H matrix construction:
$${H}^{-1}={A}^{-1}+\left[\begin{array}{cc}0& 0\\ {}0& {G}^{-1}-{A}_{22}^{-1}\end{array}\right]$$
(3)
Where H is an inter-individual relational matrix using genome-wide markers and pedigrees, A is the pedigree-based relatedness matrix, G is the genome-based relationship matrix, and A22 is the individual genealogical relation matrix of sequencing individuals. The relative weights of G and A22 in the H matrix were set as Gω = 0.95 × G + 0.05 × A22 . The level of the G matrix was corrected to the A22 (matrix)

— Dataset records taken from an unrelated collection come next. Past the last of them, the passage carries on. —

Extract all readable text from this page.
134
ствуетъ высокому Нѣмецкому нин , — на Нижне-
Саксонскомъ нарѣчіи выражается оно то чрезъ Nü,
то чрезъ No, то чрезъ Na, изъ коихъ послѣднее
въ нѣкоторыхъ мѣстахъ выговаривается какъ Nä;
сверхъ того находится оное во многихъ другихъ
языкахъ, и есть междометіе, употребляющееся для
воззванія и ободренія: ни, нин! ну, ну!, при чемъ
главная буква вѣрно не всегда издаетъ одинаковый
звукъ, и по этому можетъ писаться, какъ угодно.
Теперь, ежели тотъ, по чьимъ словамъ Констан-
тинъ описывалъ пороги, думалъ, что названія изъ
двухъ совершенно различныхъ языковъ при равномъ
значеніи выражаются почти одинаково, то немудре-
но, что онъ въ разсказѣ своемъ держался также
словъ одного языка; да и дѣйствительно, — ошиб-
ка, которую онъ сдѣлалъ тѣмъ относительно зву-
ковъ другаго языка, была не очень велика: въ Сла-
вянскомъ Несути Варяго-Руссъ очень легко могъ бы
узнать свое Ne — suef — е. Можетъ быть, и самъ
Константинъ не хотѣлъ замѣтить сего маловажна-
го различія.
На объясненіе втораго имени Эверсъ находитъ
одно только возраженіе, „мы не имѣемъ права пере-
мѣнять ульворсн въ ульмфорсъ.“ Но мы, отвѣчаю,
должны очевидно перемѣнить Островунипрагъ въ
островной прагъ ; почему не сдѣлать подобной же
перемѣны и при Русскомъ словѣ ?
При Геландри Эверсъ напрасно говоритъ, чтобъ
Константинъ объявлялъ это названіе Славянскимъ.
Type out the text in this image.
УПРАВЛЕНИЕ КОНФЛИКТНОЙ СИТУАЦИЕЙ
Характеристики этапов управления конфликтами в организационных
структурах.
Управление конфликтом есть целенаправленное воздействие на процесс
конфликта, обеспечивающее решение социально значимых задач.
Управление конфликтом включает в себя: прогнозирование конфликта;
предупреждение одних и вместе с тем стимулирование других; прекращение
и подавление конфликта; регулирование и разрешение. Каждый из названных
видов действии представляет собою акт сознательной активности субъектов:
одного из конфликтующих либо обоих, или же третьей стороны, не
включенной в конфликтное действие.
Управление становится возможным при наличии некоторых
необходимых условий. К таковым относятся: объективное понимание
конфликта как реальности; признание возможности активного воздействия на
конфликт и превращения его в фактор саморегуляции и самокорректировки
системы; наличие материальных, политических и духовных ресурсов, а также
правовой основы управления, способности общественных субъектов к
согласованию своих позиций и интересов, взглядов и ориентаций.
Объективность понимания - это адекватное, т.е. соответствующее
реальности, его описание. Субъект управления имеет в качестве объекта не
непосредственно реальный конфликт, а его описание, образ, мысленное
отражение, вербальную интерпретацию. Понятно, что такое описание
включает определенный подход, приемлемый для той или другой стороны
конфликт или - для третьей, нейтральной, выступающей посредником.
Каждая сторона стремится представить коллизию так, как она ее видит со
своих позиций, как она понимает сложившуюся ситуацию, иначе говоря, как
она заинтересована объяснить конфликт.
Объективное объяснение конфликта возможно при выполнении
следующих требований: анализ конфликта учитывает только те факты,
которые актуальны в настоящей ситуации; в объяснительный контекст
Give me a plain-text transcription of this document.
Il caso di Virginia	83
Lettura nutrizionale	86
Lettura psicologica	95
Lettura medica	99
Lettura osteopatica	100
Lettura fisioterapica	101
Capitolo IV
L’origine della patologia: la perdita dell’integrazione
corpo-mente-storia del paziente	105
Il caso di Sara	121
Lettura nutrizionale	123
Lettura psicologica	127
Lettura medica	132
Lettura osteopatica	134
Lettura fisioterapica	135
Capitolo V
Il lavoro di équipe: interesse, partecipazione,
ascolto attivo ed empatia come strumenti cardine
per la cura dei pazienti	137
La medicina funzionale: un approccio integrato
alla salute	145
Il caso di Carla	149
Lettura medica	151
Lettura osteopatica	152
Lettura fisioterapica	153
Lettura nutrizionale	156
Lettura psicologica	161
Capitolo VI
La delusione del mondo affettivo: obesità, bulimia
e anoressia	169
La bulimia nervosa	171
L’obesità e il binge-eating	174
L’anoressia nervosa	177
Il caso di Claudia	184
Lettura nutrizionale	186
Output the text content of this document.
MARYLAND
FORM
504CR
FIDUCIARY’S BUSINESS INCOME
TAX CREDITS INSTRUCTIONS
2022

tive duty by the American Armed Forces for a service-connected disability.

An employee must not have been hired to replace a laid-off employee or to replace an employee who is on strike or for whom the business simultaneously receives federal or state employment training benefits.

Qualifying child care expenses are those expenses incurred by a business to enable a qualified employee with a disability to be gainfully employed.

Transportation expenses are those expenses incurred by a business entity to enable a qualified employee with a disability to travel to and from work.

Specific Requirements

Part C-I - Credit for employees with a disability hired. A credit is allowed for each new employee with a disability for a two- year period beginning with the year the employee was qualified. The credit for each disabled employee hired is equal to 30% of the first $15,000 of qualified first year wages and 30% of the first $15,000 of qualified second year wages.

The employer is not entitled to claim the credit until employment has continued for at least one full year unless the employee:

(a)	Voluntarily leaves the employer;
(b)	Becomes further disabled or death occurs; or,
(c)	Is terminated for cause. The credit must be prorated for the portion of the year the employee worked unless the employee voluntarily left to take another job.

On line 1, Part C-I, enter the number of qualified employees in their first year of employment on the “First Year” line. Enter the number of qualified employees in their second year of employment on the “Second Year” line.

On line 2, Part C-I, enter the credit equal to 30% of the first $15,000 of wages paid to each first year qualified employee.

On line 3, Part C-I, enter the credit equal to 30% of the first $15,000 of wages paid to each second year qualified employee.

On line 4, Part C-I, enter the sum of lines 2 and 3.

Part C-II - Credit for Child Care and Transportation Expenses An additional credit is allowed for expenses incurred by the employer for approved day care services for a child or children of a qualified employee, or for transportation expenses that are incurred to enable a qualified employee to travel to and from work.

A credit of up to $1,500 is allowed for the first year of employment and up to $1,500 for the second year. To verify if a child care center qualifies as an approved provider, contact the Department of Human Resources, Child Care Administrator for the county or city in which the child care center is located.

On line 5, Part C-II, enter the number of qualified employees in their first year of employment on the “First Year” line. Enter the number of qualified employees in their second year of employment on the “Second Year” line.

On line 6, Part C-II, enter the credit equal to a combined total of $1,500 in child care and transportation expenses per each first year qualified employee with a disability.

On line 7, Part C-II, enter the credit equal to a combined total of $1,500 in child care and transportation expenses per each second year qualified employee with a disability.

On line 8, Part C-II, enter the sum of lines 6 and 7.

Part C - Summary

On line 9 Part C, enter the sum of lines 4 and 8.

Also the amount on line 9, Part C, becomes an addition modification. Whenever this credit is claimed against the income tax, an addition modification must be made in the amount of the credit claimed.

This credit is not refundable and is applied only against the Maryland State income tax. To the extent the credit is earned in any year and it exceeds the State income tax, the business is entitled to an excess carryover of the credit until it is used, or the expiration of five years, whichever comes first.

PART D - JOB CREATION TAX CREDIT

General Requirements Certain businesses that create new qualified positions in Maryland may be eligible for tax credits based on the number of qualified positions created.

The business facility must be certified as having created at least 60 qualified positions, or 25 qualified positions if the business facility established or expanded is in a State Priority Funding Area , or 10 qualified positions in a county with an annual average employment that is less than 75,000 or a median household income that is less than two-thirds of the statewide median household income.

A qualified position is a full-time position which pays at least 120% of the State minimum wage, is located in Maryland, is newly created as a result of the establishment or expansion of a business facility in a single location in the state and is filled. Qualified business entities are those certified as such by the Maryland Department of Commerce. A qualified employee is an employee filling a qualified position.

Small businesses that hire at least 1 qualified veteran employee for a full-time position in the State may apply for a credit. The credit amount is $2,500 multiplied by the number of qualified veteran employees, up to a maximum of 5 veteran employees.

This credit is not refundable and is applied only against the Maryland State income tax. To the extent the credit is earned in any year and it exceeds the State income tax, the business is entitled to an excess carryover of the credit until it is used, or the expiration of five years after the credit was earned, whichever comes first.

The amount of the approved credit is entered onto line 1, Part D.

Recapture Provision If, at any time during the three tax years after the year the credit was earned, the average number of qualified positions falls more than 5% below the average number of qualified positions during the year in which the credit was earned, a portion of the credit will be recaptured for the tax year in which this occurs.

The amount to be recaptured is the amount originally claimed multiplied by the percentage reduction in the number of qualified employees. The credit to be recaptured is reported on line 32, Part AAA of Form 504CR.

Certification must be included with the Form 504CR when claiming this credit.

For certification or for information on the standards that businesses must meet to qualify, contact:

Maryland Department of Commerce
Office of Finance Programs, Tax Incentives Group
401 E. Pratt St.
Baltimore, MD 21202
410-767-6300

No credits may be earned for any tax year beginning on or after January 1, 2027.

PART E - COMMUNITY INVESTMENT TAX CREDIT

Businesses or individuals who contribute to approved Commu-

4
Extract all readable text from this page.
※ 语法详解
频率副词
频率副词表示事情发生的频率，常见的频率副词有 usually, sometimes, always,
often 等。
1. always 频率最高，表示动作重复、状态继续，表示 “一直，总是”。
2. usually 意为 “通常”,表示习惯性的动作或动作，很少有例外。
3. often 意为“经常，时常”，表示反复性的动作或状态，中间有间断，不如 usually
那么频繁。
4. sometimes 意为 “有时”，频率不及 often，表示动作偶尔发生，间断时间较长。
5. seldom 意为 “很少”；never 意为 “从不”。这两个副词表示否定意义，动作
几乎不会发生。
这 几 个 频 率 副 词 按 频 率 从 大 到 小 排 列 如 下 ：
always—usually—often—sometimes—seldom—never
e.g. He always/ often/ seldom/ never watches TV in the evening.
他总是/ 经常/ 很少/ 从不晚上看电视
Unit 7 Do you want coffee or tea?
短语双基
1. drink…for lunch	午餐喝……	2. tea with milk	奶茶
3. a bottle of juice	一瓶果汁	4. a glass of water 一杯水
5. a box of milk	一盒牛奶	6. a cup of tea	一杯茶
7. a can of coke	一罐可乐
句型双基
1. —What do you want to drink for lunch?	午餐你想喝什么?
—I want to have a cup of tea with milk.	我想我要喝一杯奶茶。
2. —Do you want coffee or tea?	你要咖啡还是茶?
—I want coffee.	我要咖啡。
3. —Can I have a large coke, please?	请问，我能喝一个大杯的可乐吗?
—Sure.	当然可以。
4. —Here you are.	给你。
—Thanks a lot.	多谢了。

$${G}^{\ast }=a+b\times G$$
(4)
G∗ represents the adjusted G matrix, and a and b are as follows:
$$\mathrm{Avg}\left(\operatorname{diag}(G)\right)\times b+a=\mathrm{Avg}\left(\operatorname{diag}\left({A}_{22}\right)\right)$$
(5)
$$\mathrm{Avg}\left(\mathrm{offdiag}(G)\right)\times b+a=\mathrm{Avg}\left(\mathrm{offdiag}\left({A}_{22}\right)\right)$$
(6)
The formula of the H matrix after merging is:
$${H}^{-1}={A}^{-1}+\left[\begin{array}{cc}0& 0\\ {}0& {\left[0.95\times \left(a+b\times G\right)+0.05\times {A}_{22}\right]}^{-1}-{A}_{22}^{-1}\end{array}\right]$$
(7)
The animal models of the two traits are as follows:
$$\left[\begin{array}{c}{y}_1\\ {}{y}_2\end{array}\right]=\left[\begin{array}{cc}{X}_1& 0\\ {}0& {X}_2\end{array}\right]\left[\begin{array}{c}{b}_1\\ {}{b}_2\end{array}\right]+\left[\begin{array}{cc}{Z}_1& 0\\ {}0& {Z}_2\end{array}\right]\left[\begin{array}{c}{\alpha}_1\\ {}{\alpha}_2\end{array}\right]+\left[\begin{array}{c}{e}_1\\ {}{e}_2\end{array}\right]$$
(8)
Where y, X, b, Z, α, and e are the same formula (2).
The genetic parameters of line W2 for egg production traits were calculated using the ssGBLUP model, and the heritability of the seven lines was estimated by the GBLUP model. GBLUP and ssGBLUP were calculated using ASReml v4.1 software [16].